The research has yet to overcome the obstacles, but the researchers discovered that the spores can be tricked into germinating by either asparagine or potassium chloride. If Sarker and Torres can find ways to trigger germination and kill the microbes with high pressure, the result should be food that is safe and fresh, but Torres remains cautious.
“We haven’t studied all the effects of high pressure on the chemical composition of the food,” Torres said. “There may be new chemistry happening here. We are looking out for other chemicals that we have not seen before.”
OSU scientists are committed to averting food crises, as well as extending the freshness of perishable food products. Take strawberries, for example. Oregon is a leading berry-producing state, and berry juice is a high-value product.

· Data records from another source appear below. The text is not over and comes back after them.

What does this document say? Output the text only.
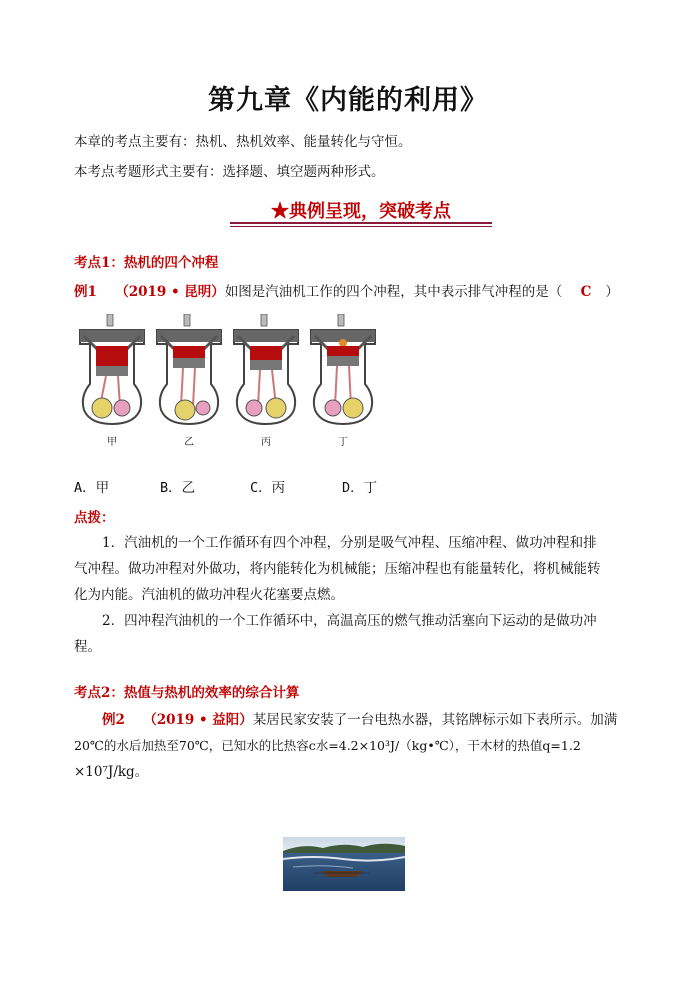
第九章《内能的利用》
本章的考点主要有：热机、热机效率、能量转化与守恒。
本考点考题形式主要有：选择题、填空题两种形式。
★典例呈现，突破考点
考点1：热机的四个冲程
例1 （2019 • 昆明）如图是汽油机工作的四个冲程，其中表示排气冲程的是（ C ）
甲	乙	丙	丁
A．甲	B．乙	C．丙	D．丁
点拨：
1．汽油机的一个工作循环有四个冲程，分别是吸气冲程、压缩冲程、做功冲程和排
气冲程。做功冲程对外做功，将内能转化为机械能；压缩冲程也有能量转化，将机械能转
化为内能。汽油机的做功冲程火花塞要点燃。
2．四冲程汽油机的一个工作循环中，高温高压的燃气推动活塞向下运动的是做功冲
程。
考点2：热值与热机的效率的综合计算
例2 （2019 • 益阳）某居民家安装了一台电热水器，其铭牌标示如下表所示。加满
20℃的水后加热至70℃，已知水的比热容c水=4.2×10³J/（kg•℃），干木材的热值q=1.2
×10⁷J/kg。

To deter contamination of strawberry juice by strains of E. coli and Salmonella, food scientist Yanyun Zhao and her research associate Jingyun Duan are using natural essential oils from cinnamon leaf and lemongrass.
She’s focused on the germ-fighting properties of essential oils as an all-natural alternative to pasteurization, which reduces Vitamin C and other nutrients in berry juice. “Less heat could mean higher quality and more health benefits for berry juice,” she said.

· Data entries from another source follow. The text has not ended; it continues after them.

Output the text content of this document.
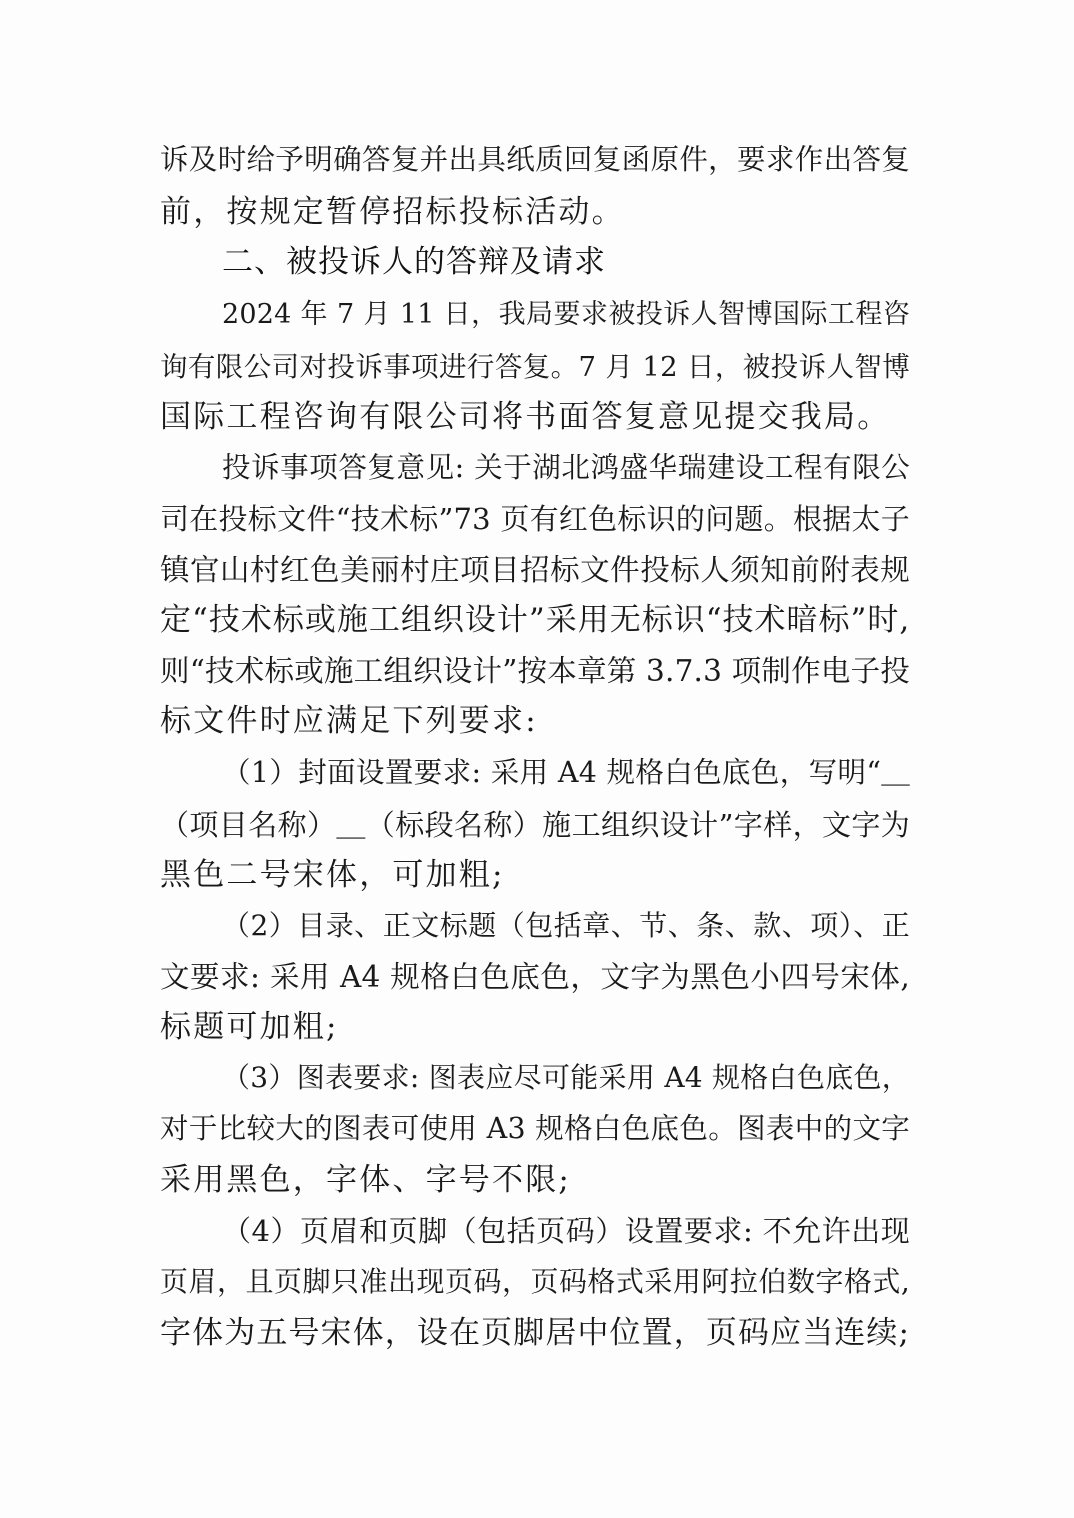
诉及时给予明确答复并出具纸质回复函原件，要求作出答复
前，按规定暂停招标投标活动。
二、被投诉人的答辩及请求
2024 年 7 月 11 日，我局要求被投诉人智博国际工程咨
询有限公司对投诉事项进行答复。7 月 12 日，被投诉人智博
国际工程咨询有限公司将书面答复意见提交我局。
投诉事项答复意见: 关于湖北鸿盛华瑞建设工程有限公
司在投标文件“技术标”73 页有红色标识的问题。根据太子
镇官山村红色美丽村庄项目招标文件投标人须知前附表规
定“技术标或施工组织设计”采用无标识“技术暗标”时,
则“技术标或施工组织设计”按本章第 3.7.3 项制作电子投
标文件时应满足下列要求:
（1）封面设置要求: 采用 A4 规格白色底色，写明“＿
（项目名称）＿（标段名称）施工组织设计”字样，文字为
黑色二号宋体，可加粗;
（2）目录、正文标题（包括章、节、条、款、项）、正
文要求: 采用 A4 规格白色底色，文字为黑色小四号宋体,
标题可加粗;
（3）图表要求: 图表应尽可能采用 A4 规格白色底色，
对于比较大的图表可使用 A3 规格白色底色。图表中的文字
采用黑色，字体、字号不限;
（4）页眉和页脚（包括页码）设置要求: 不允许出现
页眉，且页脚只准出现页码，页码格式采用阿拉伯数字格式,
字体为五号宋体，设在页脚居中位置，页码应当连续;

Down the hall from Zhao’s office in the OSU Food Science and Technology Department, Mark Daeschel has succeeded in finding ordinary alternatives to chemical preservatives. With the motto “keep it simple,” Daeschel has shown that raisins can help preserve beef jerky and wine in a spray bottle can be used as a disinfectant. He discovered that an enzyme called lysozyme, which is found in egg whites, can be used as a natural preservative in beer and wine.
“We’ve used chemical preservatives in the past because they work well to keep food from spoiling,” Daeschel said. “But now our strategy is to use a series of obstacles that cumulatively wear down microbes without chemicals and without affecting the quality of the food.”